1. The Company has 13 refineries, seven of them in New Jersey, Maryland, Oklahoma, Louisiana and West Virginia. Four of the remaining refineries are located in Canada, one is in Mexico and one in Peru.
2. Pipeline properties in New York, New Jersey, Pennsylvania and Maryland.
3. A fleet of 54 ocean-going tank steamers with a capacity of 486,480 dead weight tons. (This is about two per cent of the total ocean-going tonnage of the world.)
4. Can and case factories, barrel factories, canning plants, glue factories and pipe shops.
5. Through its subsidiary corporations, the Company controls:
a. Oil wells in Pennsylvania, West Virginia, Ohio, Kentucky, Louisiana, Arkansas, Mississippi, Texas, California, Peru and Mexico. In connection with many of these properties refineries are operated.
b. One subsidiary has 550 marketing stations in Canada. Others market in various parts of the United States; in the West Indies; in Central and South America; in Germany, Austria, Roumania, the Netherlands, France, Denmark and Italy.

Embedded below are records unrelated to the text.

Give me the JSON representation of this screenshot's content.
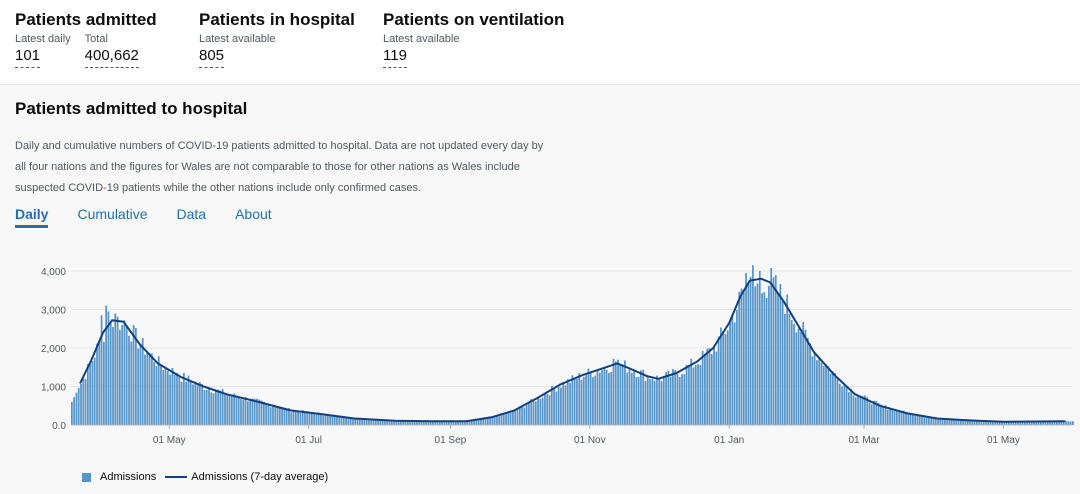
{
  "summary": {
    "admitted": {
      "title": "Patients admitted",
      "daily_label": "Latest daily",
      "daily_value": "101",
      "total_label": "Total",
      "total_value": "400,662"
    },
    "hospital": {
      "title": "Patients in hospital",
      "label": "Latest available",
      "value": "805"
    },
    "ventilation": {
      "title": "Patients on ventilation",
      "label": "Latest available",
      "value": "119"
    }
  },
  "card": {
    "title": "Patients admitted to hospital",
    "description": "Daily and cumulative numbers of COVID-19 patients admitted to hospital. Data are not updated every day by all four nations and the figures for Wales are not comparable to those for other nations as Wales include suspected COVID-19 patients while the other nations include only confirmed cases.",
    "tabs": [
      {
        "label": "Daily",
        "active": true
      },
      {
        "label": "Cumulative",
        "active": false
      },
      {
        "label": "Data",
        "active": false
      },
      {
        "label": "About",
        "active": false
      }
    ]
  },
  "colors": {
    "bar": "#5694ca",
    "line": "#12407f",
    "tab": "#1d70b8"
  },
  "chart_data": {
    "type": "bar",
    "x_start": "2020-03-19",
    "x_end": "2021-05-31",
    "ylim": [
      0,
      4000
    ],
    "yticks": [
      "0.0",
      "1,000",
      "2,000",
      "3,000",
      "4,000"
    ],
    "xticks": [
      {
        "date": "2020-05-01",
        "label": "01 May"
      },
      {
        "date": "2020-07-01",
        "label": "01 Jul"
      },
      {
        "date": "2020-09-01",
        "label": "01 Sep"
      },
      {
        "date": "2020-11-01",
        "label": "01 Nov"
      },
      {
        "date": "2021-01-01",
        "label": "01 Jan"
      },
      {
        "date": "2021-03-01",
        "label": "01 Mar"
      },
      {
        "date": "2021-05-01",
        "label": "01 May"
      }
    ],
    "grid": true,
    "legend": [
      "Admissions",
      "Admissions (7-day average)"
    ],
    "series": [
      {
        "name": "Admissions (7-day average)",
        "points": [
          [
            "2020-03-23",
            1080
          ],
          [
            "2020-03-28",
            1700
          ],
          [
            "2020-04-02",
            2400
          ],
          [
            "2020-04-06",
            2720
          ],
          [
            "2020-04-11",
            2680
          ],
          [
            "2020-04-18",
            2100
          ],
          [
            "2020-04-26",
            1600
          ],
          [
            "2020-05-06",
            1250
          ],
          [
            "2020-05-16",
            1000
          ],
          [
            "2020-05-26",
            800
          ],
          [
            "2020-06-09",
            600
          ],
          [
            "2020-06-23",
            380
          ],
          [
            "2020-07-07",
            280
          ],
          [
            "2020-07-21",
            170
          ],
          [
            "2020-08-08",
            110
          ],
          [
            "2020-08-24",
            95
          ],
          [
            "2020-09-08",
            100
          ],
          [
            "2020-09-19",
            200
          ],
          [
            "2020-09-29",
            380
          ],
          [
            "2020-10-09",
            700
          ],
          [
            "2020-10-19",
            1050
          ],
          [
            "2020-10-29",
            1300
          ],
          [
            "2020-11-08",
            1500
          ],
          [
            "2020-11-13",
            1600
          ],
          [
            "2020-11-18",
            1480
          ],
          [
            "2020-11-26",
            1270
          ],
          [
            "2020-12-01",
            1200
          ],
          [
            "2020-12-09",
            1350
          ],
          [
            "2020-12-18",
            1650
          ],
          [
            "2020-12-25",
            2000
          ],
          [
            "2021-01-01",
            2650
          ],
          [
            "2021-01-06",
            3350
          ],
          [
            "2021-01-10",
            3750
          ],
          [
            "2021-01-15",
            3800
          ],
          [
            "2021-01-19",
            3700
          ],
          [
            "2021-01-25",
            3200
          ],
          [
            "2021-01-31",
            2600
          ],
          [
            "2021-02-07",
            1900
          ],
          [
            "2021-02-16",
            1300
          ],
          [
            "2021-02-25",
            800
          ],
          [
            "2021-03-08",
            500
          ],
          [
            "2021-03-20",
            300
          ],
          [
            "2021-04-02",
            170
          ],
          [
            "2021-04-16",
            120
          ],
          [
            "2021-05-01",
            85
          ],
          [
            "2021-05-15",
            90
          ],
          [
            "2021-05-28",
            100
          ]
        ]
      }
    ],
    "spikes": [
      [
        "2020-04-01",
        2850
      ],
      [
        "2020-04-03",
        3100
      ],
      [
        "2020-04-04",
        2950
      ],
      [
        "2020-04-07",
        2900
      ],
      [
        "2020-04-10",
        2600
      ],
      [
        "2020-05-04",
        1350
      ],
      [
        "2020-11-11",
        1720
      ],
      [
        "2020-11-12",
        1650
      ],
      [
        "2021-01-08",
        3950
      ],
      [
        "2021-01-11",
        4150
      ],
      [
        "2021-01-12",
        3600
      ],
      [
        "2021-01-14",
        4000
      ],
      [
        "2021-01-17",
        3300
      ]
    ]
  }
}
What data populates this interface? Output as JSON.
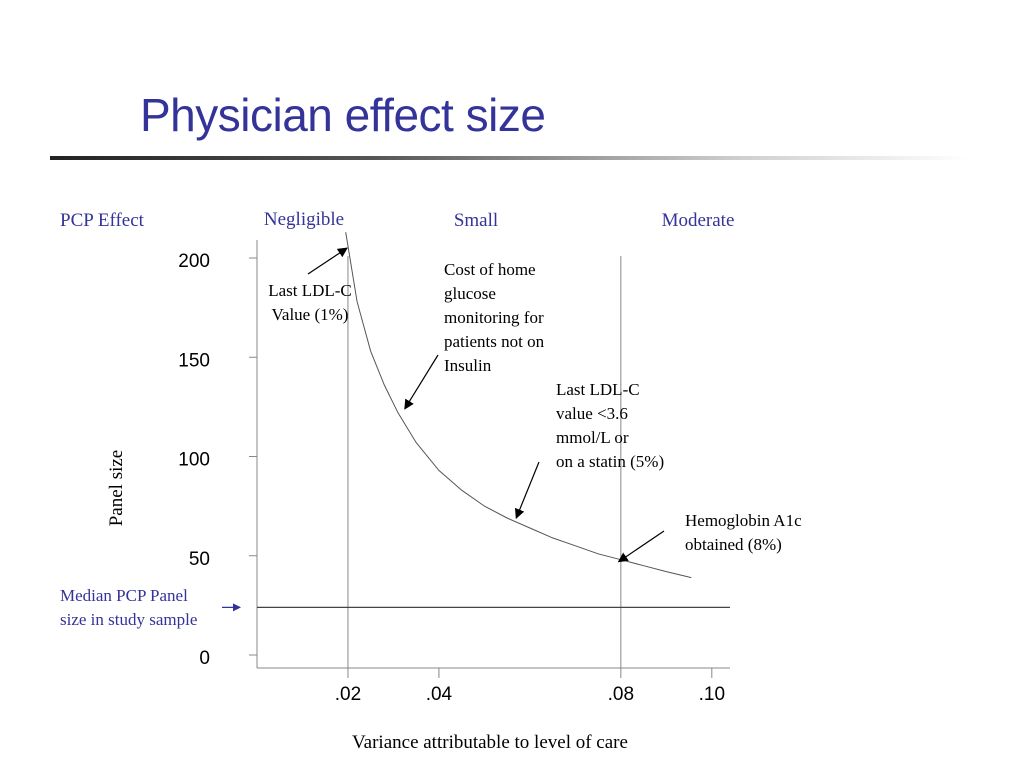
{
  "slide": {
    "title": "Physician effect size"
  },
  "chart_data": {
    "type": "line",
    "xlabel": "Variance attributable to level of care",
    "ylabel": "Panel size",
    "xlim": [
      0,
      0.104
    ],
    "ylim": [
      0,
      200
    ],
    "x_ticks": [
      0.02,
      0.04,
      0.08,
      0.1
    ],
    "x_tick_labels": [
      ".02",
      ".04",
      ".08",
      ".10"
    ],
    "y_ticks": [
      0,
      50,
      100,
      150,
      200
    ],
    "y_tick_labels": [
      "0",
      "50",
      "100",
      "150",
      "200"
    ],
    "grid": false,
    "legend": "none",
    "region_header": "PCP Effect",
    "regions": [
      {
        "label": "Negligible",
        "x_start": 0.0,
        "x_end": 0.02
      },
      {
        "label": "Small",
        "x_start": 0.02,
        "x_end": 0.08
      },
      {
        "label": "Moderate",
        "x_start": 0.08,
        "x_end": 0.1
      }
    ],
    "vertical_lines": [
      0.02,
      0.08
    ],
    "median_panel_size": {
      "value": 24,
      "label": "Median PCP Panel size in study sample"
    },
    "curve": {
      "x": [
        0.0195,
        0.022,
        0.025,
        0.028,
        0.031,
        0.035,
        0.04,
        0.045,
        0.05,
        0.055,
        0.06,
        0.065,
        0.07,
        0.075,
        0.08,
        0.085,
        0.09,
        0.0955
      ],
      "y": [
        213,
        178,
        153,
        136,
        122,
        107,
        93,
        83,
        75,
        69,
        64,
        59,
        55,
        51,
        48,
        45,
        42,
        39
      ]
    },
    "annotations": [
      {
        "lines": [
          "Last LDL-C",
          "Value (1%)"
        ],
        "x": 0.0198,
        "y": 205
      },
      {
        "lines": [
          "Cost of home",
          "glucose",
          "monitoring for",
          "patients not on",
          "Insulin"
        ],
        "x": 0.0325,
        "y": 124
      },
      {
        "lines": [
          "Last LDL-C",
          "value <3.6",
          "mmol/L or",
          "on a statin (5%)"
        ],
        "x": 0.057,
        "y": 69
      },
      {
        "lines": [
          "Hemoglobin A1c",
          "obtained (8%)"
        ],
        "x": 0.0795,
        "y": 47
      }
    ]
  }
}
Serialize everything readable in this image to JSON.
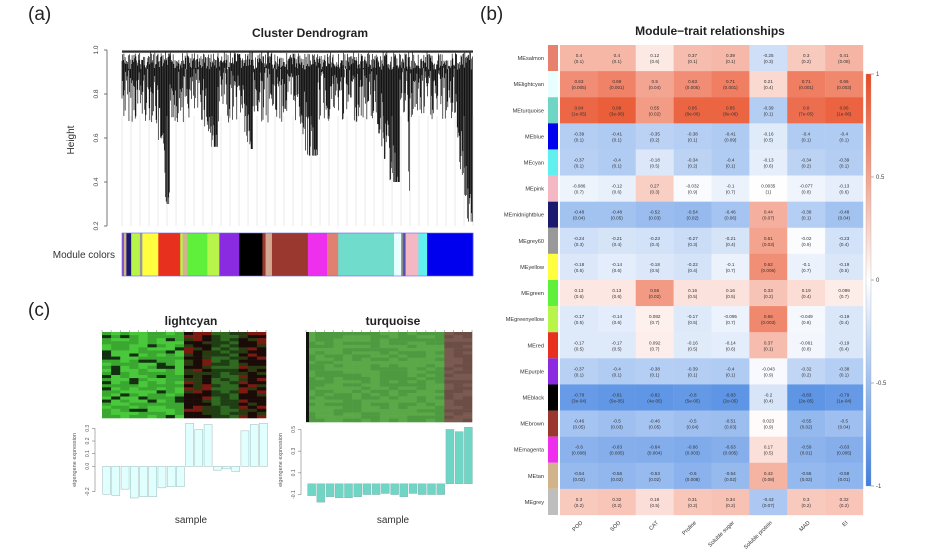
{
  "panels": {
    "a": "(a)",
    "b": "(b)",
    "c": "(c)"
  },
  "chart_data": [
    {
      "type": "dendrogram",
      "panel": "a",
      "title": "Cluster Dendrogram",
      "ylabel": "Height",
      "yticks": [
        "0.2",
        "0.4",
        "0.6",
        "0.8",
        "1.0"
      ],
      "ylim": [
        0.2,
        1.0
      ],
      "color_bar_label": "Module colors",
      "module_color_sequence": [
        {
          "color": "#8a4fd0",
          "w": 0.5
        },
        {
          "color": "#d2b48c",
          "w": 0.6
        },
        {
          "color": "#1a1a6e",
          "w": 1.2
        },
        {
          "color": "#b7f54a",
          "w": 2.2
        },
        {
          "color": "#999999",
          "w": 0.6
        },
        {
          "color": "#ffff40",
          "w": 4.0
        },
        {
          "color": "#e8301e",
          "w": 5.5
        },
        {
          "color": "#b7f54a",
          "w": 0.6
        },
        {
          "color": "#d2b48c",
          "w": 1.2
        },
        {
          "color": "#5ef03a",
          "w": 5.0
        },
        {
          "color": "#b7f54a",
          "w": 3.0
        },
        {
          "color": "#8a2be2",
          "w": 5.0
        },
        {
          "color": "#000000",
          "w": 5.8
        },
        {
          "color": "#9a3830",
          "w": 0.8
        },
        {
          "color": "#d2a890",
          "w": 1.6
        },
        {
          "color": "#9a3830",
          "w": 9.0
        },
        {
          "color": "#ee30ee",
          "w": 4.8
        },
        {
          "color": "#e08070",
          "w": 2.8
        },
        {
          "color": "#70dccc",
          "w": 14.0
        },
        {
          "color": "#e8ffff",
          "w": 1.8
        },
        {
          "color": "#888888",
          "w": 0.5
        },
        {
          "color": "#5050b0",
          "w": 0.6
        },
        {
          "color": "#f4b8c4",
          "w": 3.2
        },
        {
          "color": "#60f0f0",
          "w": 2.2
        },
        {
          "color": "#0000ee",
          "w": 11.5
        }
      ]
    },
    {
      "type": "heatmap",
      "panel": "b",
      "title": "Module−trait relationships",
      "columns": [
        "POD",
        "SOD",
        "CAT",
        "Proline",
        "Soluble sugar",
        "Soluble protein",
        "MAD",
        "EI"
      ],
      "colorbar": {
        "ticks": [
          "1",
          "0.5",
          "0",
          "-0.5",
          "-1"
        ],
        "range": [
          -1,
          1
        ],
        "low": "#3d7fe0",
        "mid": "#ffffff",
        "high": "#e84a22"
      },
      "rows": [
        {
          "module": "MEsalmon",
          "color": "#e8806e",
          "r": [
            0.4,
            0.4,
            0.12,
            0.37,
            0.39,
            -0.25,
            0.3,
            0.41
          ],
          "p": [
            "0.1",
            "0.1",
            "0.6",
            "0.1",
            "0.1",
            "0.3",
            "0.2",
            "0.08"
          ]
        },
        {
          "module": "MElightcyan",
          "color": "#e8ffff",
          "r": [
            0.63,
            0.69,
            0.5,
            0.63,
            0.71,
            0.21,
            0.71,
            0.66
          ],
          "p": [
            "0.005",
            "0.001",
            "0.04",
            "0.005",
            "0.001",
            "0.4",
            "0.001",
            "0.003"
          ]
        },
        {
          "module": "MEturquoise",
          "color": "#6fd5c5",
          "r": [
            0.84,
            0.89,
            0.55,
            0.85,
            0.85,
            -0.39,
            0.8,
            0.86
          ],
          "p": [
            "1e-05",
            "3e-06",
            "0.02",
            "8e-06",
            "8e-06",
            "0.1",
            "7e-05",
            "1e-06"
          ]
        },
        {
          "module": "MEblue",
          "color": "#0000ee",
          "r": [
            -0.39,
            -0.41,
            -0.35,
            -0.38,
            -0.41,
            -0.16,
            -0.4,
            -0.4
          ],
          "p": [
            "0.1",
            "0.1",
            "0.2",
            "0.1",
            "0.09",
            "0.5",
            "0.1",
            "0.1"
          ]
        },
        {
          "module": "MEcyan",
          "color": "#60f0f0",
          "r": [
            -0.37,
            -0.4,
            -0.18,
            -0.34,
            -0.4,
            -0.13,
            -0.34,
            -0.39
          ],
          "p": [
            "0.1",
            "0.1",
            "0.5",
            "0.2",
            "0.1",
            "0.6",
            "0.2",
            "0.1"
          ]
        },
        {
          "module": "MEpink",
          "color": "#f4b8c4",
          "r": [
            -0.086,
            -0.12,
            0.27,
            -0.032,
            -0.1,
            0.0035,
            -0.077,
            -0.13
          ],
          "p": [
            "0.7",
            "0.6",
            "0.3",
            "0.9",
            "0.7",
            "1",
            "0.8",
            "0.6"
          ]
        },
        {
          "module": "MEmidnightblue",
          "color": "#1a1a6e",
          "r": [
            -0.48,
            -0.48,
            -0.52,
            -0.54,
            -0.46,
            0.44,
            -0.38,
            -0.48
          ],
          "p": [
            "0.04",
            "0.05",
            "0.03",
            "0.02",
            "0.06",
            "0.07",
            "0.1",
            "0.04"
          ]
        },
        {
          "module": "MEgrey60",
          "color": "#999999",
          "r": [
            -0.24,
            -0.21,
            -0.23,
            -0.27,
            -0.21,
            0.51,
            -0.02,
            -0.23
          ],
          "p": [
            "0.3",
            "0.4",
            "0.4",
            "0.3",
            "0.4",
            "0.03",
            "0.9",
            "0.4"
          ]
        },
        {
          "module": "MEyellow",
          "color": "#ffff40",
          "r": [
            -0.18,
            -0.14,
            -0.18,
            -0.22,
            -0.1,
            0.62,
            -0.1,
            -0.19
          ],
          "p": [
            "0.5",
            "0.6",
            "0.5",
            "0.4",
            "0.7",
            "0.006",
            "0.7",
            "0.5"
          ]
        },
        {
          "module": "MEgreen",
          "color": "#5ef03a",
          "r": [
            0.13,
            0.13,
            0.56,
            0.16,
            0.16,
            0.33,
            0.19,
            0.099
          ],
          "p": [
            "0.6",
            "0.6",
            "0.02",
            "0.5",
            "0.5",
            "0.2",
            "0.4",
            "0.7"
          ]
        },
        {
          "module": "MEgreenyellow",
          "color": "#b7f54a",
          "r": [
            -0.17,
            -0.14,
            0.082,
            -0.17,
            -0.095,
            0.66,
            -0.049,
            -0.19
          ],
          "p": [
            "0.5",
            "0.6",
            "0.7",
            "0.5",
            "0.7",
            "0.003",
            "0.8",
            "0.4"
          ]
        },
        {
          "module": "MEred",
          "color": "#e8301e",
          "r": [
            -0.17,
            -0.17,
            0.092,
            -0.16,
            -0.14,
            0.37,
            -0.061,
            -0.19
          ],
          "p": [
            "0.5",
            "0.5",
            "0.7",
            "0.5",
            "0.6",
            "0.1",
            "0.8",
            "0.4"
          ]
        },
        {
          "module": "MEpurple",
          "color": "#8a2be2",
          "r": [
            -0.37,
            -0.4,
            -0.38,
            -0.39,
            -0.4,
            -0.043,
            -0.32,
            -0.38
          ],
          "p": [
            "0.1",
            "0.1",
            "0.1",
            "0.1",
            "0.1",
            "0.9",
            "0.2",
            "0.1"
          ]
        },
        {
          "module": "MEblack",
          "color": "#000000",
          "r": [
            -0.78,
            -0.81,
            -0.82,
            -0.8,
            -0.83,
            -0.2,
            -0.83,
            -0.79
          ],
          "p": [
            "3e-04",
            "5e-05",
            "4e-05",
            "5e-05",
            "2e-05",
            "0.4",
            "2e-05",
            "1e-04"
          ]
        },
        {
          "module": "MEbrown",
          "color": "#9a3830",
          "r": [
            -0.46,
            -0.5,
            -0.46,
            -0.5,
            -0.51,
            0.023,
            -0.55,
            -0.5
          ],
          "p": [
            "0.05",
            "0.03",
            "0.05",
            "0.04",
            "0.03",
            "0.9",
            "0.02",
            "0.04"
          ]
        },
        {
          "module": "MEmagenta",
          "color": "#ee30ee",
          "r": [
            -0.6,
            -0.63,
            -0.64,
            -0.66,
            -0.63,
            0.17,
            -0.59,
            -0.63
          ],
          "p": [
            "0.008",
            "0.005",
            "0.004",
            "0.003",
            "0.005",
            "0.5",
            "0.01",
            "0.005"
          ]
        },
        {
          "module": "MEtan",
          "color": "#d2b48c",
          "r": [
            -0.54,
            -0.56,
            -0.53,
            -0.6,
            -0.54,
            0.42,
            -0.55,
            -0.58
          ],
          "p": [
            "0.02",
            "0.02",
            "0.02",
            "0.008",
            "0.02",
            "0.08",
            "0.02",
            "0.01"
          ]
        },
        {
          "module": "MEgrey",
          "color": "#bebebe",
          "r": [
            0.3,
            0.32,
            0.18,
            0.31,
            0.34,
            -0.43,
            0.3,
            0.32
          ],
          "p": [
            "0.2",
            "0.2",
            "0.5",
            "0.2",
            "0.2",
            "0.07",
            "0.2",
            "0.2"
          ]
        }
      ]
    },
    {
      "type": "bar",
      "panel": "c-left",
      "title": "lightcyan",
      "xlabel": "sample",
      "ylabel": "eigengene expression",
      "yticks": [
        "-0.2",
        "0.0",
        "0.1",
        "0.2",
        "0.3"
      ],
      "ylim": [
        -0.25,
        0.35
      ],
      "bar_color": "#e0ffff",
      "values": [
        -0.22,
        -0.23,
        -0.18,
        -0.25,
        -0.24,
        -0.24,
        -0.17,
        -0.16,
        -0.16,
        0.34,
        0.29,
        0.33,
        -0.03,
        -0.02,
        -0.04,
        0.28,
        0.33,
        0.34
      ]
    },
    {
      "type": "bar",
      "panel": "c-right",
      "title": "turquoise",
      "xlabel": "sample",
      "ylabel": "eigengene expression",
      "yticks": [
        "-0.1",
        "0.1",
        "0.3",
        "0.5"
      ],
      "ylim": [
        -0.15,
        0.55
      ],
      "bar_color": "#6fd5c5",
      "values": [
        -0.11,
        -0.17,
        -0.12,
        -0.13,
        -0.13,
        -0.12,
        -0.1,
        -0.1,
        -0.09,
        -0.1,
        -0.12,
        -0.09,
        -0.1,
        -0.1,
        -0.1,
        0.5,
        0.48,
        0.52
      ]
    }
  ]
}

The Standard Oil Company of New Jersey comprises only one part—though a very successful part—of the Standard Oil Group of industries. It is one industrial state in a great industrial empire.
Foreign resources offer opportunities to the exploiter. Foreign markets beckon. Both calls have been heeded by the American business interests that are busy building the international machinery of business organization.